The tide was coming in. Before them was a wasteland of flotsam and jetsam, of abandoned boats, of bleached logs, of weather-battered and sea-battered squares of plywood, of hundreds of big and little chunks of Styrofoam reflecting white in the light of all that moon, looking like bones strewn across a cemetery after a flood.
“There’s a fire up there,” Angel said.
They were closing in on the hull of a rusted tuna boat, big as a gas station, at a wrong angle, listing in a sea of mud and grass. Fire flickered in the broken-out windows.
They were looking for Drew.
“I don’t get this,” Angel said. “Why’d they do this?”
“They just want to mess with us.”
As they slogged forward, they came upon a body floating face down, a peacoat, arms outstretched, the dead man float. Ang
el lifted him by the collar. He was alive. Angel yanked him out of the muck, holding him by the collar like something foul.
The man coughed his thanks.
“I know you, Brother,” he said, like a punch line.
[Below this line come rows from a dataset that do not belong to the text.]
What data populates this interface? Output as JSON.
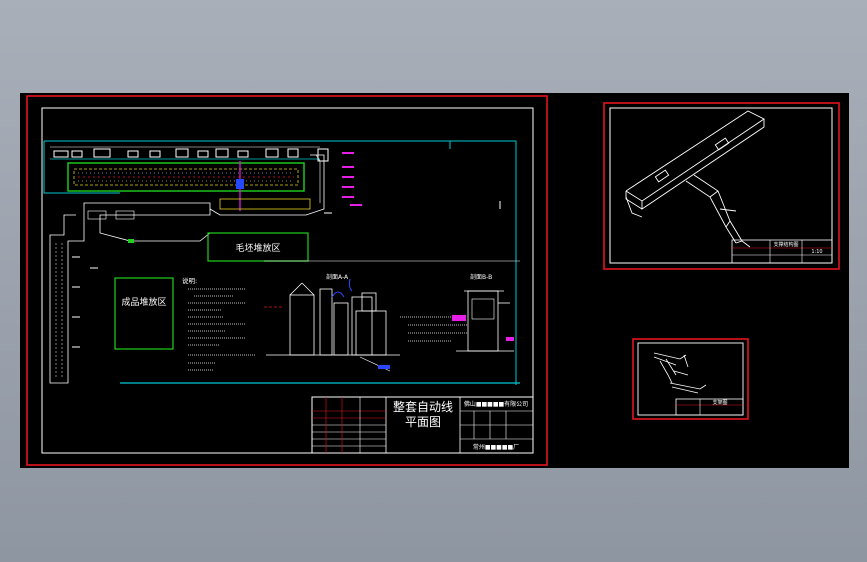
{
  "colors": {
    "background": "#000000",
    "frame_red": "#e4141e",
    "line_white": "#ffffff",
    "line_cyan": "#00c8d2",
    "line_green": "#1ed21e",
    "line_yellow": "#e6d21e",
    "line_magenta": "#e61ee6",
    "line_blue": "#2848ff"
  },
  "main_drawing": {
    "title_line1": "整套自动线",
    "title_line2": "平面图",
    "company": "佛山■■■■■有限公司",
    "client": "常州■■■■■厂",
    "zone_finished": "成品堆放区",
    "zone_blank": "毛坯堆放区",
    "notes_title": "说明:",
    "section_a": "剖面A-A",
    "section_b": "剖面B-B"
  },
  "detail_1": {
    "title": "支撑结构图",
    "scale": "1:10"
  },
  "detail_2": {
    "title": "支架图"
  },
  "icons": [
    "crossbeam-3d-icon",
    "bracket-3d-icon"
  ]
}
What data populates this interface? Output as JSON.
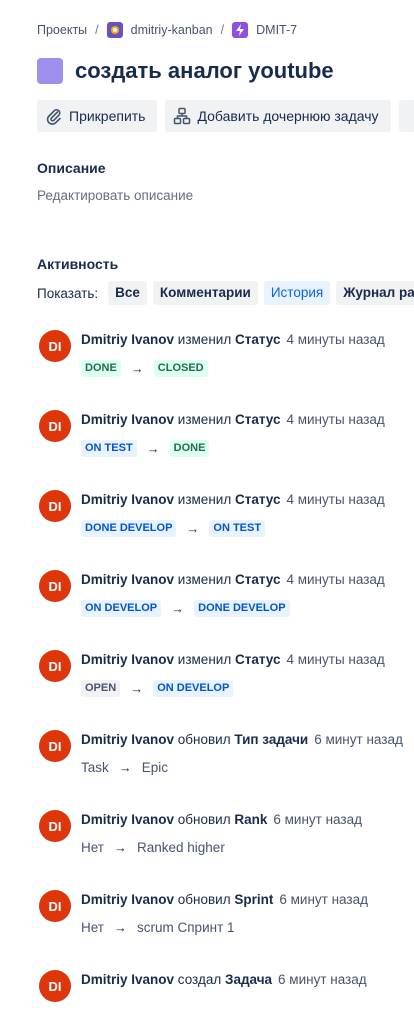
{
  "breadcrumb": {
    "projects": "Проекты",
    "separator": "/",
    "project": "dmitriy-kanban",
    "issue_key": "DMIT-7"
  },
  "issue": {
    "title": "создать аналог youtube",
    "type_color": "#9f8fef"
  },
  "toolbar": {
    "attach": "Прикрепить",
    "add_child": "Добавить дочернюю задачу"
  },
  "description": {
    "heading": "Описание",
    "placeholder": "Редактировать описание"
  },
  "activity": {
    "heading": "Активность",
    "show_label": "Показать:",
    "filters": [
      "Все",
      "Комментарии",
      "История",
      "Журнал ра"
    ],
    "active_filter": "История",
    "entries": [
      {
        "initials": "DI",
        "user": "Dmitriy Ivanov",
        "action": "изменил",
        "field": "Статус",
        "time": "4 минуты назад",
        "from": "DONE",
        "from_style": "green",
        "arrow": "→",
        "to": "CLOSED",
        "to_style": "green"
      },
      {
        "initials": "DI",
        "user": "Dmitriy Ivanov",
        "action": "изменил",
        "field": "Статус",
        "time": "4 минуты назад",
        "from": "ON TEST",
        "from_style": "blue",
        "arrow": "→",
        "to": "DONE",
        "to_style": "green"
      },
      {
        "initials": "DI",
        "user": "Dmitriy Ivanov",
        "action": "изменил",
        "field": "Статус",
        "time": "4 минуты назад",
        "from": "DONE DEVELOP",
        "from_style": "blue",
        "arrow": "→",
        "to": "ON TEST",
        "to_style": "blue"
      },
      {
        "initials": "DI",
        "user": "Dmitriy Ivanov",
        "action": "изменил",
        "field": "Статус",
        "time": "4 минуты назад",
        "from": "ON DEVELOP",
        "from_style": "blue",
        "arrow": "→",
        "to": "DONE DEVELOP",
        "to_style": "blue"
      },
      {
        "initials": "DI",
        "user": "Dmitriy Ivanov",
        "action": "изменил",
        "field": "Статус",
        "time": "4 минуты назад",
        "from": "OPEN",
        "from_style": "grey",
        "arrow": "→",
        "to": "ON DEVELOP",
        "to_style": "blue"
      },
      {
        "initials": "DI",
        "user": "Dmitriy Ivanov",
        "action": "обновил",
        "field": "Тип задачи",
        "time": "6 минут назад",
        "from": "Task",
        "from_style": "plain",
        "arrow": "→",
        "to": "Epic",
        "to_style": "plain"
      },
      {
        "initials": "DI",
        "user": "Dmitriy Ivanov",
        "action": "обновил",
        "field": "Rank",
        "time": "6 минут назад",
        "from": "Нет",
        "from_style": "plain",
        "arrow": "→",
        "to": "Ranked higher",
        "to_style": "plain"
      },
      {
        "initials": "DI",
        "user": "Dmitriy Ivanov",
        "action": "обновил",
        "field": "Sprint",
        "time": "6 минут назад",
        "from": "Нет",
        "from_style": "plain",
        "arrow": "→",
        "to": "scrum Спринт 1",
        "to_style": "plain"
      },
      {
        "initials": "DI",
        "user": "Dmitriy Ivanov",
        "action": "создал",
        "field": "Задача",
        "time": "6 минут назад"
      }
    ]
  },
  "colors": {
    "avatar": "#de350b",
    "green_bg": "#dcfff1",
    "green_text": "#216e4e",
    "blue_bg": "#e9f2ff",
    "blue_text": "#0055cc",
    "grey_bg": "#f1f2f4",
    "grey_text": "#44546f"
  }
}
Angel deposited him in a derelict turquoise speedboat. The man sputtered and then grasped the wheel, as if heading out for a day on the lake.
“Get me out of here,” Jimmy said.
A few faces appeared. Fifty or more of them lived down here, who feared the downtown, not Walkers, but who didn’t have it together enough to be of use to the powerful Sailors. Or maybe they were just waiting like everybody else and liked the water, even this brackish swamp. They lived in houses made of boat wreckage, cabins from cruisers stripped of their hulls or shacks of plywood built in where the grass was tallest, to hide them. Some had put a few boats seaworthy enough to cruise out to fish in the dark. Some of them now stood in front of their shacks, watching without much feeling as Jimmy and Angel passed.
They reached the stern of the tuna boat where the fire burned. There were crude steps made out of oil drums stuck into the mud. Jimmy and Angel stepped up them, though the bow of the boat was almost afloat with the rising tide, shifting, moving underfoot.
They crossed the canted deck and went down into the hold. Below, the fire burned in another oil drum, black smoke rising through a rusted out gap in the overhead. The space was empty but there were rough sounds, men’s voices, from the next chamber.
The boat shifted. The oil drum fire slid sideways. Angel danced out of its way.
In that next chamber they found three men beating a kid. Jimmy saw a flash of blue, Drew’s snowboarder’s cap. He pulled away one of the men as Angel slammed another against the bulkhead. The third man struck the kid two more times and then stood up.
The kid said, “OK. All right.”
It was some other kid.
Jimmy yanked him to his feet.
“Where did you get the cap? Where is he?”
“I don’t know, man,” the kid said. “What difference does it make? He was here. Now he’s gone. Who are you?”